Andrzej Duda, leader of the Law and Justice or in Polish, Prawo i Sprawiedliwość (PiS) party defeated his opponent of the Civic Platform (Platforma Obywatelska), Mayor of Warsaw, Rafał Trzaskowski. One can surmise by the name of the party that he is a right-wing populist. Duda’s victory was by a razor-thin margin (51.0% to 49.0%) and regionally divided between Eastern and Western Poland. The Vistula River, which runs down the middle of Poland, has often been used to demarcate the urban West Poland from the agrarian East Poland. The West, which includes significant cities such as Gdańsk, Warsaw, and Wrocław, voted for Trzaskowski, whereas the East opted for Duda. Duda’s ultimate win means that he will be Poland’s president until 2025: an ominous future, judging by his previous political decisions.
Similar to other right-wing populist politicians who have recently emerged in Europe and the United States, Duda employed the same conquer and divide tactics to win the 2020 Polish election. To rile up his supporters, he targeted the LGBTQ community. Duda likened the LGBTQ to Bolshevism, contending that LGBTQ is a new form of Bolshevism that corrupts the youth. Considering that Bolshevism is a left-wing political ideology, whereas the LGBTQ comprise a group of various sexual orientations, Duda’s assertions are arbitrary and inflammatory. He continued to target the LGBTQ by unveiling a law that he would set in motion if he won the election that would bar LGBTQ individuals from adopting children. This is blatant discrimination: as long as parents considering adoption are reasonably able to take care of a child, they should be allowed to adopt regardless of their sexual orientation.
Duda’s Party, the PiS is in itself problematic in its politics and its people. For example, Jarosław Kaczyński, Duda’s mentor, and the leader of the PiS is an outspoken critic of the LGBTQ people and uses every opportunity to malign them. Their party politics rely on a Right-Wing interpretation of Catholicism, promoting ideas of homophobia, nationalism, xenophobia and the like. Kaczynski uses Catholicism to inveigh against the LGBTQ. He argues that every Pole must adhere to Catholicism and those that doubt the role of the Catholic Church are unpatriotic. Before the election, he argued that the LGBTQ “threaten our identity, our nation, its continuation and therefore the Polish state.” These two statements encapsulate how the PiS invokes religion to discriminate against those with different beliefs and sexual orientations. It also illustrates how Duda merely parrots Kaczynski’s rhetoric, which makes you wonder how much power Kaczynski exerts over the PiS.
The reelection of Duda has brought about active persecution of marginalized groups: for instance, 48 LGBTQ protestors were arrested recently for slashing the tires of a van that drives around broadcasting the message “homosexuals are preparing society to accept pedophilia,” a slogan that sounds all too similar to the sentiments of the PiS.
Duda and his party represent sentiments of violent nationalism. Like the current US President Donald Trump, Duda attacks his country’s allies. Poland’s biggest ally is Germany, but Duda’s party has consistently antagonized Germany since his first term in 2015. When millions of refugees fled from war-torn countries in Africa and the Middle East to seek asylum in Europe in 2015, he refused to allow refugees into Poland, breaking the European Union (EU) law. In 2019, the PiS wanted Germany to pay Poland $850bn in war reparations for World War II. When Fakt, a German-Polish tabloid, reported on Duda’s pardon of a pedophile, he accused Germany of attempting to tamper in the election.
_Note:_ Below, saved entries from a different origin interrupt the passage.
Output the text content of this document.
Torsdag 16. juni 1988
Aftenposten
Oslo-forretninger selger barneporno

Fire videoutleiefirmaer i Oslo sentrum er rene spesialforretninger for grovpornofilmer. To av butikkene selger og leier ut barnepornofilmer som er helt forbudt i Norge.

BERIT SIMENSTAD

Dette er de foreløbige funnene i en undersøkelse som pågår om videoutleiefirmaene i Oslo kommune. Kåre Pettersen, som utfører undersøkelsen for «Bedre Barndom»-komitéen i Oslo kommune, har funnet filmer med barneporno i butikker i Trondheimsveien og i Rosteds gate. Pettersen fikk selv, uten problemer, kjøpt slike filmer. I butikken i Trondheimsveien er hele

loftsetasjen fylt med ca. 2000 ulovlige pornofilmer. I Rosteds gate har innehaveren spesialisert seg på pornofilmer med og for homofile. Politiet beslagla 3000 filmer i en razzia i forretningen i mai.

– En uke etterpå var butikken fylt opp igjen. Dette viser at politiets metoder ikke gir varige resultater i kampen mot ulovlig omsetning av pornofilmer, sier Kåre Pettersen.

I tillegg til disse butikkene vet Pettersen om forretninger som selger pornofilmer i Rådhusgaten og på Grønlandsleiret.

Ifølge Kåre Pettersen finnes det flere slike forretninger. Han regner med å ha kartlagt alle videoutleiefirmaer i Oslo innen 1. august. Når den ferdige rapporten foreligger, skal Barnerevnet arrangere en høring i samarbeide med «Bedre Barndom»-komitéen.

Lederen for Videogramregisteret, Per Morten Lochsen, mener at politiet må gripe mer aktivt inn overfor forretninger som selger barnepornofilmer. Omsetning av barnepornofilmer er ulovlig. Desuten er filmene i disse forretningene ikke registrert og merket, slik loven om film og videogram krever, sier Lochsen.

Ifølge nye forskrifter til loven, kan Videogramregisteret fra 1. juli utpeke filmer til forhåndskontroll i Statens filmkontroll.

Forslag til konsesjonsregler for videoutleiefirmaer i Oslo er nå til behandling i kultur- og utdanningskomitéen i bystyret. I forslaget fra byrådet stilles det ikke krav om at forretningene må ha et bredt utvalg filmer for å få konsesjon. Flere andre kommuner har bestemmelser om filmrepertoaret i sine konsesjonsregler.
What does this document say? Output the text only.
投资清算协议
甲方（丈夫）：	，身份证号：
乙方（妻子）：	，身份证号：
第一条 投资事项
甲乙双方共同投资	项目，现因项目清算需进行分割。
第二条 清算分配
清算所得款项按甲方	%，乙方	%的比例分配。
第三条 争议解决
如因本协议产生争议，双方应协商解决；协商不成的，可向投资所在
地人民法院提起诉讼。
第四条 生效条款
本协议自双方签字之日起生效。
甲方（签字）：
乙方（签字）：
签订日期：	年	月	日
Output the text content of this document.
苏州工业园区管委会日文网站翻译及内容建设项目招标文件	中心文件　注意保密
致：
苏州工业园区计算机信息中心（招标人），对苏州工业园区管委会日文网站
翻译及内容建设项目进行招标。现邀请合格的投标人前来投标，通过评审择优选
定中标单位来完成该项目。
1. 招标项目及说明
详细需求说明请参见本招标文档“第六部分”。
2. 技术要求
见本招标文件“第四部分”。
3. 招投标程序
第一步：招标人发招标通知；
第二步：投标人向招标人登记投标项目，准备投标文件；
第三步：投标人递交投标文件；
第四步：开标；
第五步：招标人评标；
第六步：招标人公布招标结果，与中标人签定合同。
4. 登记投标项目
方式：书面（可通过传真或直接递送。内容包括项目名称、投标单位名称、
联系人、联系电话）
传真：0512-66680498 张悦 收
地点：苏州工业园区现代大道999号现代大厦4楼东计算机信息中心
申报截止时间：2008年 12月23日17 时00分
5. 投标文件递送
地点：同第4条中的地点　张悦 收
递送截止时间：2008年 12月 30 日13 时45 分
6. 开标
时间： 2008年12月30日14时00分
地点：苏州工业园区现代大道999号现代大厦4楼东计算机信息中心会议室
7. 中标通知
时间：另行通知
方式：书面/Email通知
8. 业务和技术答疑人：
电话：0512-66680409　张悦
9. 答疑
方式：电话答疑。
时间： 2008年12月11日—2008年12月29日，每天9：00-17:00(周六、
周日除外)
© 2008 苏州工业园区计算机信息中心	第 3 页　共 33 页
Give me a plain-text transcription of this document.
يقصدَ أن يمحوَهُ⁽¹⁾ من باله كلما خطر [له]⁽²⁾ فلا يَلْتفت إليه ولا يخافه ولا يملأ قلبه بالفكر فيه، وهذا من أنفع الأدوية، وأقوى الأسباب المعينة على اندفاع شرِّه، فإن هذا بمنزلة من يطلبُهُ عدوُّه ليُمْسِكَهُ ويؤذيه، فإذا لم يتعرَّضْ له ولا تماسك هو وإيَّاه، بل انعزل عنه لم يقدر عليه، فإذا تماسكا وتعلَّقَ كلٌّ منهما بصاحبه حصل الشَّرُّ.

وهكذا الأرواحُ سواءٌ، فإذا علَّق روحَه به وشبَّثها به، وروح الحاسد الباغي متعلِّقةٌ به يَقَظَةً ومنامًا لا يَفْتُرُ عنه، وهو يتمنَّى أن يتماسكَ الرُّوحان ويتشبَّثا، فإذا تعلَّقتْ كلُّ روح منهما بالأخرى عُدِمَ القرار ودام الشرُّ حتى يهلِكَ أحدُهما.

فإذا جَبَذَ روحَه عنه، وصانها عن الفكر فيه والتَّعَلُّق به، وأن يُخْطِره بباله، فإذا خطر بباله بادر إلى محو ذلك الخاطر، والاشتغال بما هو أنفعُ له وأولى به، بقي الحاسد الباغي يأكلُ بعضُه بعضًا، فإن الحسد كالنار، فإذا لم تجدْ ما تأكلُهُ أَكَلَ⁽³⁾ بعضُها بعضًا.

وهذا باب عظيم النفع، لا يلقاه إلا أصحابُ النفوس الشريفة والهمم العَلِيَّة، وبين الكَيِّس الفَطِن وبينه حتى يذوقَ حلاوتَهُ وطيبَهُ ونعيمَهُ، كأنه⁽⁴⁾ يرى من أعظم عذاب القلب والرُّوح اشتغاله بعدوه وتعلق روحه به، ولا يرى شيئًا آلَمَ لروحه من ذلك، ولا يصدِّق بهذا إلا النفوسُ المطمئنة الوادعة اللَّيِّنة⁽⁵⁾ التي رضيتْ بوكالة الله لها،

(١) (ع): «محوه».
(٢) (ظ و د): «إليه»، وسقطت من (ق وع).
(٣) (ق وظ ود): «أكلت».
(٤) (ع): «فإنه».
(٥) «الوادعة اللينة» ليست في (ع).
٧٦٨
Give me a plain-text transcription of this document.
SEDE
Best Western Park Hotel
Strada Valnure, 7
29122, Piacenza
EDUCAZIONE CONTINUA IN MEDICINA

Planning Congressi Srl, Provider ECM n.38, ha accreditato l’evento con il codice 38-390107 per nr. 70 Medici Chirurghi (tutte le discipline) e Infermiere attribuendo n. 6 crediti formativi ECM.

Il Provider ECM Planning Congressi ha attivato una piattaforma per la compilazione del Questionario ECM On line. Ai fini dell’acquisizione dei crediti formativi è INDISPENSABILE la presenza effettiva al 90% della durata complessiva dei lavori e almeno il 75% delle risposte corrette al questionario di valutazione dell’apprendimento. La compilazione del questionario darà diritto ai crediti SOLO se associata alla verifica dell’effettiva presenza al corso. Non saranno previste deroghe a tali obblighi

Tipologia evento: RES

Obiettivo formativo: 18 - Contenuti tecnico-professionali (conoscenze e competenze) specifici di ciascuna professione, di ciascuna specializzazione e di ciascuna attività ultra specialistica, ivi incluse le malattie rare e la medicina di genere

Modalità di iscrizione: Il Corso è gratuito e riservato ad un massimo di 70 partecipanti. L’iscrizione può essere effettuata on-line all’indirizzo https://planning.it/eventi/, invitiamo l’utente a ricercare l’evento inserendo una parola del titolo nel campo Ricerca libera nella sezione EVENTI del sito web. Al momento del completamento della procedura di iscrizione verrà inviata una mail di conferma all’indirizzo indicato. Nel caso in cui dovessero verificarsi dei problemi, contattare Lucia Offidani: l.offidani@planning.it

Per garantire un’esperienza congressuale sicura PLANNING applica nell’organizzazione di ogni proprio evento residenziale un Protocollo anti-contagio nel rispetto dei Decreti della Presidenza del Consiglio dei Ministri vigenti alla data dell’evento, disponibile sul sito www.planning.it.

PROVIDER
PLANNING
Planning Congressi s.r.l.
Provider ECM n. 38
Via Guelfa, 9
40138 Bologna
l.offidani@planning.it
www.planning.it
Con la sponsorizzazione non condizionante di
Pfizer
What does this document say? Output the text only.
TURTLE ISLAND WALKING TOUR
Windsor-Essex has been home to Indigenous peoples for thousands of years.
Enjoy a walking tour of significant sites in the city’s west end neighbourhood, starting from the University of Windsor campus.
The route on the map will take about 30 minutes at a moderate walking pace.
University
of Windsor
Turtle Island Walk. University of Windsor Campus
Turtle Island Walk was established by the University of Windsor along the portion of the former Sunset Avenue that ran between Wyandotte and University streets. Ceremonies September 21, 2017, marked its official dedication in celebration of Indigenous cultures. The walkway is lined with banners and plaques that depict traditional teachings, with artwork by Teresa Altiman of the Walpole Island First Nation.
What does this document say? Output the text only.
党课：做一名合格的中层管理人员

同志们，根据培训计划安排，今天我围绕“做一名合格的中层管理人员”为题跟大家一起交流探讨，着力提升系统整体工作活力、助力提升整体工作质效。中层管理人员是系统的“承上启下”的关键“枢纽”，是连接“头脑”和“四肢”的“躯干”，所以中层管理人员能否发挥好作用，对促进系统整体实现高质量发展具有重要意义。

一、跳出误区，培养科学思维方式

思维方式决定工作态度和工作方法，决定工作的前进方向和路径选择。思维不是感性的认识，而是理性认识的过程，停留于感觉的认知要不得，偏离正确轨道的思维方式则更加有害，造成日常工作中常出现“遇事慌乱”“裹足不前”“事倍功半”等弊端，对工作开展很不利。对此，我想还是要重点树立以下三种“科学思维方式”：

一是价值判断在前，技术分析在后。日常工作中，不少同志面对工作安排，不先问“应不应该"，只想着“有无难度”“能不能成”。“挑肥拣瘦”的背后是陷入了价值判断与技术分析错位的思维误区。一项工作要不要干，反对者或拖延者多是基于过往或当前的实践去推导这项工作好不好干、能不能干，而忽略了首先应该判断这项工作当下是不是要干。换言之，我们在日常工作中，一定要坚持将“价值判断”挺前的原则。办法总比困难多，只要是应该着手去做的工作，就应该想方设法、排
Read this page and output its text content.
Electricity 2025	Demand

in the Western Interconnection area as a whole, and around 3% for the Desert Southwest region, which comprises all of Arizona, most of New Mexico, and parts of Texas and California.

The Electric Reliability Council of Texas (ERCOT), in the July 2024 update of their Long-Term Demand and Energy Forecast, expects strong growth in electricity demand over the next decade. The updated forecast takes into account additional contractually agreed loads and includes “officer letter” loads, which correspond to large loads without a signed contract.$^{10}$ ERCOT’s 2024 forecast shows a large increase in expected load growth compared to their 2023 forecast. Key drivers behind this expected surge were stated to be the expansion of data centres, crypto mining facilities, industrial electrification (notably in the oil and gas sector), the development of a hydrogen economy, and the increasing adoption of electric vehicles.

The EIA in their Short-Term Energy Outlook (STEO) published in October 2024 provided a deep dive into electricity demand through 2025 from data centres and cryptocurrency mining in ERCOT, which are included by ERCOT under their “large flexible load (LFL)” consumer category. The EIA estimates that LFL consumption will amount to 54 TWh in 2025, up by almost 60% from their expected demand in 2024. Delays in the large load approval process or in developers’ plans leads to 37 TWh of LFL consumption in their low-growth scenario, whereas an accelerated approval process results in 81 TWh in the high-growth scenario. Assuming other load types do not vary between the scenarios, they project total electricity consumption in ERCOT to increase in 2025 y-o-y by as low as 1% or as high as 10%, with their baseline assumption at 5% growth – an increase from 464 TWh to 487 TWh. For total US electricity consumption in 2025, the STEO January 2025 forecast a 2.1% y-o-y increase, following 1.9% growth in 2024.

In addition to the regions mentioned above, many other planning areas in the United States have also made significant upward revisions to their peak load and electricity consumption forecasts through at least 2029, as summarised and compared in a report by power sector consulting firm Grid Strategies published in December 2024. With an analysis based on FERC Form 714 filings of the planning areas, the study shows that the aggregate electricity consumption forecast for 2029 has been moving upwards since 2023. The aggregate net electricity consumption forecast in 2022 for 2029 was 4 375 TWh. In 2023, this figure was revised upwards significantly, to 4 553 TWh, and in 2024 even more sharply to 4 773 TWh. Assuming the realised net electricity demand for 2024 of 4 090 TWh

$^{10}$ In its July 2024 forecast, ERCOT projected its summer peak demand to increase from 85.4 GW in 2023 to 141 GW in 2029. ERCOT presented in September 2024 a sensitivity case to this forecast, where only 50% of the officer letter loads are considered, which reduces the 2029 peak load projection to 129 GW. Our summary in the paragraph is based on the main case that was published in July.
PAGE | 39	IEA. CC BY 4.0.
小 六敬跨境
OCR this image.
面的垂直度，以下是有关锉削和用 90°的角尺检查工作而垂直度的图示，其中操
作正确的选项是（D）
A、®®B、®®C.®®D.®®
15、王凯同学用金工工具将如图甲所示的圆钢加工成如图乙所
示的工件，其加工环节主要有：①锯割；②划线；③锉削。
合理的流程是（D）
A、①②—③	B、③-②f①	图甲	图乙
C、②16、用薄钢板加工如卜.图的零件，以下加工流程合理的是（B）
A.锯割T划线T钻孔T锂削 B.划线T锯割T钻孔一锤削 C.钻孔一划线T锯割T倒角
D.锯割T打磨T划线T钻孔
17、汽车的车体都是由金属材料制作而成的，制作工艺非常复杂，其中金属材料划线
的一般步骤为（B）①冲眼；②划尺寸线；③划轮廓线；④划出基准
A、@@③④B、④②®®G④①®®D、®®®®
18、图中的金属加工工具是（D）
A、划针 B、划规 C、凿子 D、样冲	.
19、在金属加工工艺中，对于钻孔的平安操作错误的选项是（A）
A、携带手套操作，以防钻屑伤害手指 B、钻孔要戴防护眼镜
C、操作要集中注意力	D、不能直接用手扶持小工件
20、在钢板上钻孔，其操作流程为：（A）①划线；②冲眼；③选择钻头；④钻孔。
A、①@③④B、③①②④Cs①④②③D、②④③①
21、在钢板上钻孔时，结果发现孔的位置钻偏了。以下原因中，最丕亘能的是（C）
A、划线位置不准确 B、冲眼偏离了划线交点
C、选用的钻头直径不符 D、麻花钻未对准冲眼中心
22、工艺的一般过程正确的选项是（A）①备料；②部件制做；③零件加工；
Germany is Poland’s biggest trade partner. It is a shame that Duda demonizes them in order to foster his own support. Duda is also a hypocritical skeptic of the EU, often whining about the EU while reaping its benefits. In fact, Poland was allocated the most money from all members of the EU, $ 77.6bln between 2014 and 2020. The allocation sought to help Poland develop its infrastructure and its economy, doubling its GDP from 2003.
If the EU has helped Poland so much, why does Duda oppose it? I think the answer lies in the values that other EU countries have adopted. Maybe someone should notify Duda that the world left the Middle Ages 600 years ago. The PiS can cling onto Catholicism as long as it wants, but if it does not want Poland to become isolated from the rest of Europe, it should update its outlook. Hopefully, the younger generations of Poles can see past the illusion of populism and the regressive policies that the PiS endorses.
Disclaimer: The views and opinions expressed in the article belong to the contributor and may not necessarily reflect those of The McGill Daily editorial board.